Batı'nın Ukrayna'ya olan "sarsılmaz" desteği bir illüzyon mu?
Kellogg Planı, yalnızca Trump yönetiminin nasıl bir Ukrayna politikası uygulayacağının mesajını vermiyor; aynı zamanda Batı'nın Ukrayna'ya olan desteğinin bir illüzyondan ibaret olduğunu gösteriyor.
NATO Dışişleri Bakanları Zirvesi, Rusya - Ukrayna Savaşı'nı sona erdireceğini iddia eden Donald Trump göreve başlamadan önce son kez Kiev'in desteklenmesi gündemiyle toplandı. Trump ise Ukrayna Özel Temsilcisi olarak eski Genelkurmay Başkanı Keith Kellogg'u atadı. Bu da Ukrayna için Kellogg Planı'nı bir kez daha gündeme getirdi.

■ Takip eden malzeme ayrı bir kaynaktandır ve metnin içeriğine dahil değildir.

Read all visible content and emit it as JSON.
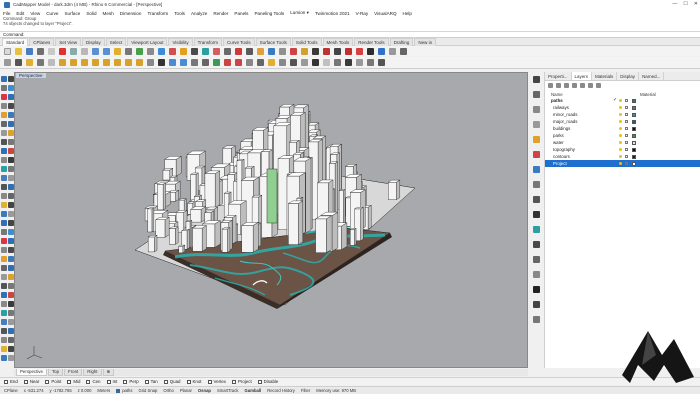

Kellogg Planı, Kiev'e kayıplarının hatırlatılması ve Batı'nın Ukrayna'ya ne zamana kadar desteklemeyi sürdürebileceği sorusunun tartışılmasına dayanıyor. Bu kapsamda Kellogg, Rusya Devlet Başkanı Vladimir Putin'in şeytanlaştırılmamasını, Rusya ile diplomatik ilişkilerin yeniden kurulmasını ve Rusya'ya uygulanan yaptırımların aşamalı olarak kaldırılmasını savunuyor. Ayrıca Kellogg, Kiev yönetimine güvenlik garantileri verilmesine karşılık Ukrayna'nın NATO üyeliğinden vazgeçmesi gerektiğini savunuyor.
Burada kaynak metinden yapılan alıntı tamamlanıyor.